痙縮による姿勢異常が長く続くと、筋肉が固まって関節の運動が制限され(これを拘縮(こうしゅく)といいます)、日常生活に支障が生じてしまいます。また、痙縮そのものがリハビリテーションの障害となることもあるので、痙縮を治療することによりリハビリテーション(ストレッチ含む)がしやすくなります。

図1 図2 図3

 

〇痙縮(手足の筋肉のつっぱり)の治療について

現在、痙縮の治療には、内服薬、ボツリヌス療法、神経ブロック療法、外科的療法、バクロフェン髄注療法などがあります。患者さんの病態や治療目的を考慮して、リハビリテーションとこれらの治療法を組み合わせて行います。

 

〇ボツリヌス療法について

図4ボツリヌス療法とは、ボツリヌス菌(食中毒の原因菌)が作り出す天然のたんぱく質(ボツリヌストキシン)を有効成分とする薬を筋肉内に注射する治療法です。ボツリヌストキシンには、筋肉を緊張させている神経の働き を抑える作用があります。そのためボツリヌストキシンを注射すると、筋肉の緊張をやわらげることができるのです。 ボツリヌス菌そのものを注射するわけではないので、ボツリヌス菌に感染する危険性はありません。この治療法は世界80ヵ国以上で認められ、広く使用されています(2014年1月現在)。

 

〇ボツリヌス療法の効果について

ボツリヌス療法によって次のような効果が期待できます。

①手足の筋肉がやわらかくなり、動かしやすくなることで、日常生活動作が行いやすくなります。

(食事や手洗い・着替えがしやすくなります。装具がつけやすくなり歩きやすくなります。)

②リハビリテーションが行いやすくなります。

③関節が固まって動きにくくなったり、変形するのを防ぎます(拘縮(こうしゅく)予防)。

④手足の筋肉のつっぱり(痙縮)をやわらげることにより、痙縮による痛みを緩和する効果が期待できます。

⑤介護の負担が軽くなります。

図5

 

〇ボツリヌス療法のすすめかた

ボツリヌス療法の効果は、注射後2~3日目から徐々にあらわれ、通常3~4ヵ月間持続します。

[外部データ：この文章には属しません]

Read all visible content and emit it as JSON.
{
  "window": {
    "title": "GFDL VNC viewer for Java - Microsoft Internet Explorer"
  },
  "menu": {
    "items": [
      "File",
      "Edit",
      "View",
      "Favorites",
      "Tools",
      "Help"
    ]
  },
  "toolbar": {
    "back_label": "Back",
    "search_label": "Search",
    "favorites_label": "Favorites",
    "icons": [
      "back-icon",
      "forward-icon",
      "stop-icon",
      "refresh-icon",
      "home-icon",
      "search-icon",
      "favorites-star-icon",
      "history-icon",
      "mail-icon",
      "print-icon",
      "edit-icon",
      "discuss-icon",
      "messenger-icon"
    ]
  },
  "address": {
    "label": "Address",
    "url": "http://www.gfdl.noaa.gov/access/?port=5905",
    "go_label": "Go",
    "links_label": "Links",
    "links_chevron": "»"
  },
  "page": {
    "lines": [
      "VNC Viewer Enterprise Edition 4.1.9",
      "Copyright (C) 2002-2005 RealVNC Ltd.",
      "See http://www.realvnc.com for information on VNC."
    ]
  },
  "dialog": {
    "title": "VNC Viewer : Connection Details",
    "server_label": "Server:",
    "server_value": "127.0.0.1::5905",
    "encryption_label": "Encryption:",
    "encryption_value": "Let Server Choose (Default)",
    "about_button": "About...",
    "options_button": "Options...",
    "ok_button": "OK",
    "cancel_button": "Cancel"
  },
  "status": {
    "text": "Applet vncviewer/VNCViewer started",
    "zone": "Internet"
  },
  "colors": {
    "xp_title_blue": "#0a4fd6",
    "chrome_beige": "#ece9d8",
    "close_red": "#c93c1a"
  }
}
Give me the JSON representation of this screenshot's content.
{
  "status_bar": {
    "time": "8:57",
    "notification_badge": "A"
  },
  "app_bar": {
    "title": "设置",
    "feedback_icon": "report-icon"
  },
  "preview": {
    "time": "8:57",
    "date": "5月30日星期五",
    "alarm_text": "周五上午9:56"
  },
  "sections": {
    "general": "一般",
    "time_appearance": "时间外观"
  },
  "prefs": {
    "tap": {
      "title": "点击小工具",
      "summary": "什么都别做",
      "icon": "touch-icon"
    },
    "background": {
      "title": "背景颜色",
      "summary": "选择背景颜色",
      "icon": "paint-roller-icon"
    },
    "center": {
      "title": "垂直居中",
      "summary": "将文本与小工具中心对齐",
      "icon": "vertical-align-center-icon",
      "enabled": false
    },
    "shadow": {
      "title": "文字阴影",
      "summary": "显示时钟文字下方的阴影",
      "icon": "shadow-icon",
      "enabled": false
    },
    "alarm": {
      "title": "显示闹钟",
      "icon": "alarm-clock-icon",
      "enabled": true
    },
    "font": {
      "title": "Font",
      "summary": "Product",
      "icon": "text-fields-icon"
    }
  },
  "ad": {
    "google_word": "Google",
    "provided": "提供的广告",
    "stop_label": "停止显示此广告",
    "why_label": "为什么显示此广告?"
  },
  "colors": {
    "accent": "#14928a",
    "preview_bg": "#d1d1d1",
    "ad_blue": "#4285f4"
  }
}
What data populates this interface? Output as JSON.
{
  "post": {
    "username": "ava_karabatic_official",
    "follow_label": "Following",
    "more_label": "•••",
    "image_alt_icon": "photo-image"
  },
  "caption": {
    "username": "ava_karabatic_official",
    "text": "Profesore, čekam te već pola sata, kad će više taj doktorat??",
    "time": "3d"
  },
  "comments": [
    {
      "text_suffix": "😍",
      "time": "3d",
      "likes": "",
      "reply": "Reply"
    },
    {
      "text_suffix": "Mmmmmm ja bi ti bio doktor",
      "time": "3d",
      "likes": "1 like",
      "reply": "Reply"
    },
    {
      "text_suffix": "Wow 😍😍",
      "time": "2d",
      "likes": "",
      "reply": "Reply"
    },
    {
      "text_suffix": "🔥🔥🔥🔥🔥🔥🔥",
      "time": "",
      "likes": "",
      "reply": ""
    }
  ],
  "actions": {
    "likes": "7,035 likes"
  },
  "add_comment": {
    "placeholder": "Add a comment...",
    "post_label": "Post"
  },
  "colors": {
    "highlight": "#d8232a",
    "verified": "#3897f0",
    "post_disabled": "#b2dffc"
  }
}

その後、数週間で効果は徐々に消えてしまうので、治療を続ける場合には、年に数回、注射を受けることになります。ただし、効果の持続期間には個人差があるので、医師と症状を相談しながら、治療計画を立てていきます。

図6

 

〇ボツリヌス療法の具体的な治療方法・注射部位

痙縮(けいしゅく)のみられる筋肉に注射します。注射部位は患者さんによって異なりますが、一度に数ヵ所、注射する場合もあります。治療時間は約20分から30分くらいです。

~手の注射部位~

図7

~足の注射部位~

図8

 

〇ボツリヌス療法の副作用・注意点

ボツリヌス療法を受けた後に副作用として次のような症状があらわれることがあります。これらの症状は多くが一時的なものですが、症状があらわれた場合には医師に相談してください。

1.注射部位が腫れる、赤くなる、痛みを感じる

2.体がだるく感じる、力が入りにくい

 

〇ボツリヌス療法の治療費

上肢・下肢痙縮の治療は保険が適応され通常1割~3割負担で治療が受けられます。注射を行う部位や、範囲によって費用が異なります。また公的支援制度の助成により、ご自身の負担が軽減出来ることもあります。